Hey fellow data wranglers, I’m in a pickle and could really use your help!
Here’s the deal: I’ve been feeding Google Analytics 4 (GA4) data into BigQuery. Things are going decently, but I’ve hit a snag with the SQL query I crafted for the retention table. On Day 0, the number of users appears as you’d expect. It’s when we look at days after that, things get wonky – the numbers are ridiculously high!
The weird thing is that I know this doesn’t jive because when I compare it to the retention table GA4 itself kicks out or the one in AppMetrica, my numbers are off. Plus, I’ve used this very same SQL query for a couple of other apps and it worked like a charm, lining up neatly with what GA4 and AppMetrica showed. So, I don’t think this query is the issue.
What’s really bugging me is that Day 0 is alright. So I suspect something fishy is going on when we crunch the numbers with varying dates.
Here’s my SQL query, I wonder if any of you ninja coders see something I am missing or could suggest some tweaks?

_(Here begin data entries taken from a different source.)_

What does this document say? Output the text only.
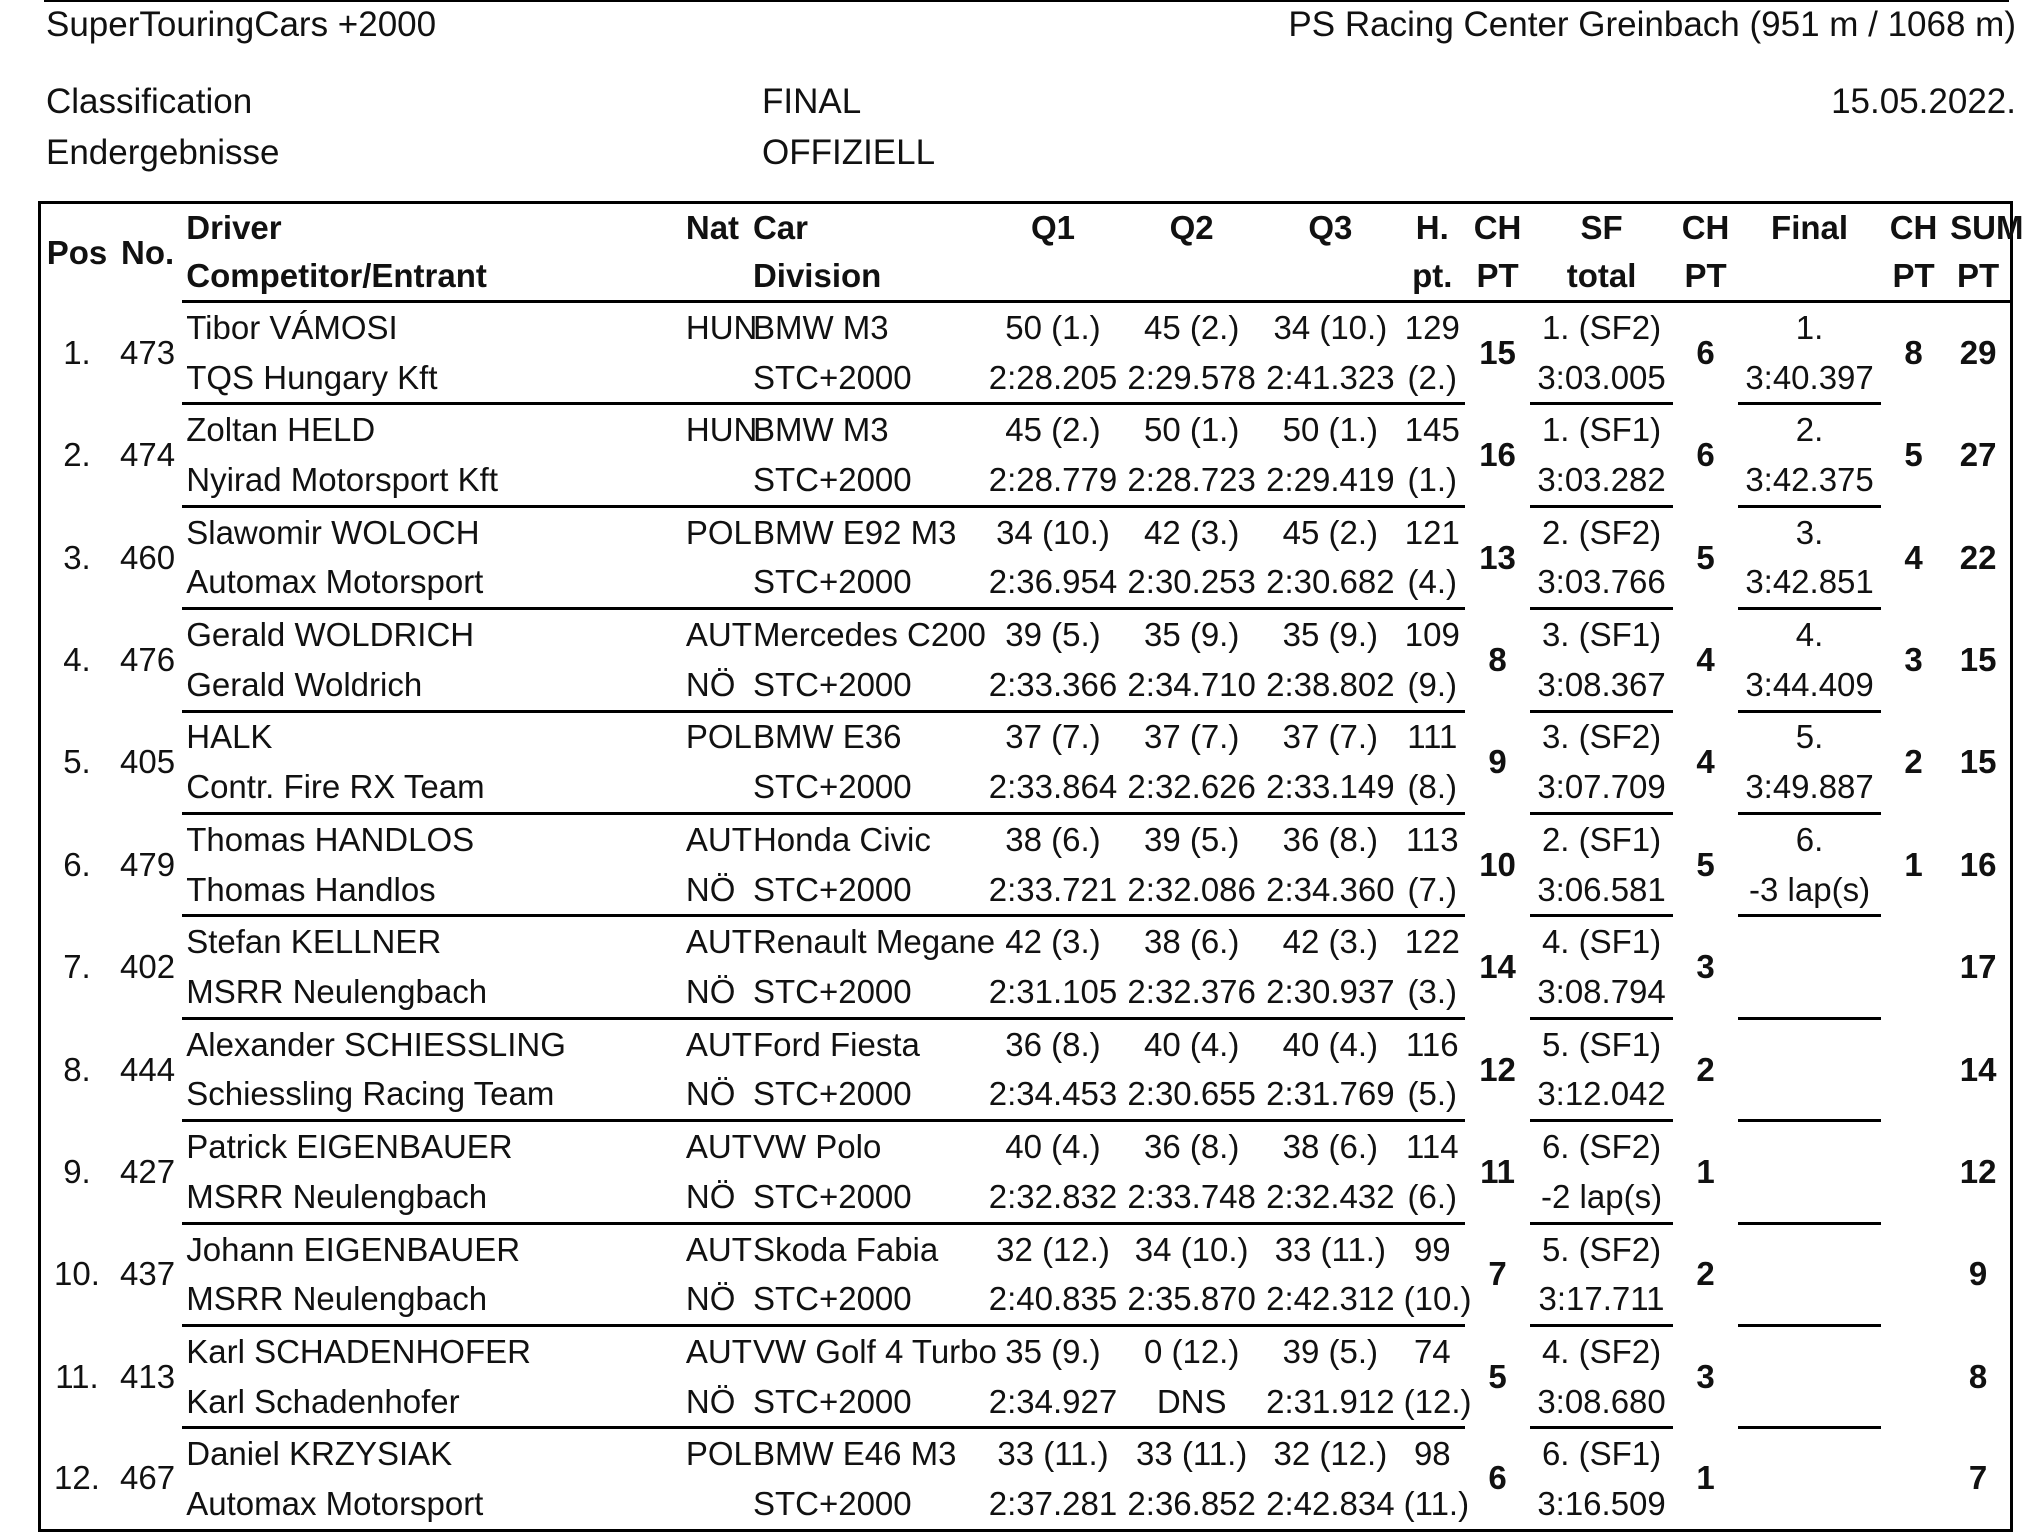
SuperTouringCars +2000	PS Racing Center Greinbach (951 m / 1068 m)
Classification
Endergebnisse
FINAL
OFFIZIELL
15.05.2022.
Pos	No.	Driver	Nat	Car	Q1	Q2	Q3	H.	CH	SF	CH	Final	CH	SUM
		Competitor/Entrant		Division				pt.	PT	total	PT		PT	PT
1.	473	Tibor VÁMOSI	HUN	BMW M3	50 (1.)	45 (2.)	34 (10.)	129	15	1. (SF2)	6	1.	8	29
		TQS Hungary Kft		STC+2000	2:28.205	2:29.578	2:41.323	(2.)		3:03.005		3:40.397		
2.	474	Zoltan HELD	HUN	BMW M3	45 (2.)	50 (1.)	50 (1.)	145	16	1. (SF1)	6	2.	5	27
		Nyirad Motorsport Kft		STC+2000	2:28.779	2:28.723	2:29.419	(1.)		3:03.282		3:42.375		
3.	460	Slawomir WOLOCH	POL	BMW E92 M3	34 (10.)	42 (3.)	45 (2.)	121	13	2. (SF2)	5	3.	4	22
		Automax Motorsport		STC+2000	2:36.954	2:30.253	2:30.682	(4.)		3:03.766		3:42.851		
4.	476	Gerald WOLDRICH	AUT	Mercedes C200	39 (5.)	35 (9.)	35 (9.)	109	8	3. (SF1)	4	4.	3	15
		Gerald Woldrich	NÖ	STC+2000	2:33.366	2:34.710	2:38.802	(9.)		3:08.367		3:44.409		
5.	405	HALK	POL	BMW E36	37 (7.)	37 (7.)	37 (7.)	111	9	3. (SF2)	4	5.	2	15
		Contr. Fire RX Team		STC+2000	2:33.864	2:32.626	2:33.149	(8.)		3:07.709		3:49.887		
6.	479	Thomas HANDLOS	AUT	Honda Civic	38 (6.)	39 (5.)	36 (8.)	113	10	2. (SF1)	5	6.	1	16
		Thomas Handlos	NÖ	STC+2000	2:33.721	2:32.086	2:34.360	(7.)		3:06.581		-3 lap(s)		
7.	402	Stefan KELLNER	AUT	Renault Megane	42 (3.)	38 (6.)	42 (3.)	122	14	4. (SF1)	3			17
		MSRR Neulengbach	NÖ	STC+2000	2:31.105	2:32.376	2:30.937	(3.)		3:08.794				
8.	444	Alexander SCHIESSLING	AUT	Ford Fiesta	36 (8.)	40 (4.)	40 (4.)	116	12	5. (SF1)	2			14
		Schiessling Racing Team	NÖ	STC+2000	2:34.453	2:30.655	2:31.769	(5.)		3:12.042				
9.	427	Patrick EIGENBAUER	AUT	VW Polo	40 (4.)	36 (8.)	38 (6.)	114	11	6. (SF2)	1			12
		MSRR Neulengbach	NÖ	STC+2000	2:32.832	2:33.748	2:32.432	(6.)		-2 lap(s)				
10.	437	Johann EIGENBAUER	AUT	Skoda Fabia	32 (12.)	34 (10.)	33 (11.)	99	7	5. (SF2)	2			9
		MSRR Neulengbach	NÖ	STC+2000	2:40.835	2:35.870	2:42.312	(10.)		3:17.711				
11.	413	Karl SCHADENHOFER	AUT	VW Golf 4 Turbo	35 (9.)	0 (12.)	39 (5.)	74	5	4. (SF2)	3			8
		Karl Schadenhofer	NÖ	STC+2000	2:34.927	DNS	2:31.912	(12.)		3:08.680				
12.	467	Daniel KRZYSIAK	POL	BMW E46 M3	33 (11.)	33 (11.)	32 (12.)	98	6	6. (SF1)	1			7
		Automax Motorsport		STC+2000	2:37.281	2:36.852	2:42.834	(11.)		3:16.509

WITH table1 AS ( SELECT user_pseudo_id AS user_pseudo_id, MIN(event_date) AS birthday, FROM table WHERE event_name = 'first_open' GROUP BY user_pseudo_id ) , table2 AS ( SELECT r.birthday AS birthday, l.event_date AS event_date, DATE_DIFF(l.event_date, r.birthday, DAY) AS diff, l.user_pseudo_id AS user_pseudo_id FROM table AS l JOIN table1 AS r ON l.user_pseudo_id = r.user_pseudo_id ) , table3 AS ( SELECT birthday, diff, COUNT(DISTINCT user_pseudo_id) as count_users, FIRST_VALUE(CASE WHEN diff = 0 THEN COUNT(DISTINCT user_pseudo_id) END) OVER (PARTITION BY birthday ORDER BY diff ASC) AS users_day0 FROM table2 GROUP BY birthday, diff ) SELECT birthday, diff, count_users, users_day0, count_users/users_day0 AS retention FROM table3
If any of you have faced something similar or have ideas on what could be causing this, I could really use your input! I’m all ears.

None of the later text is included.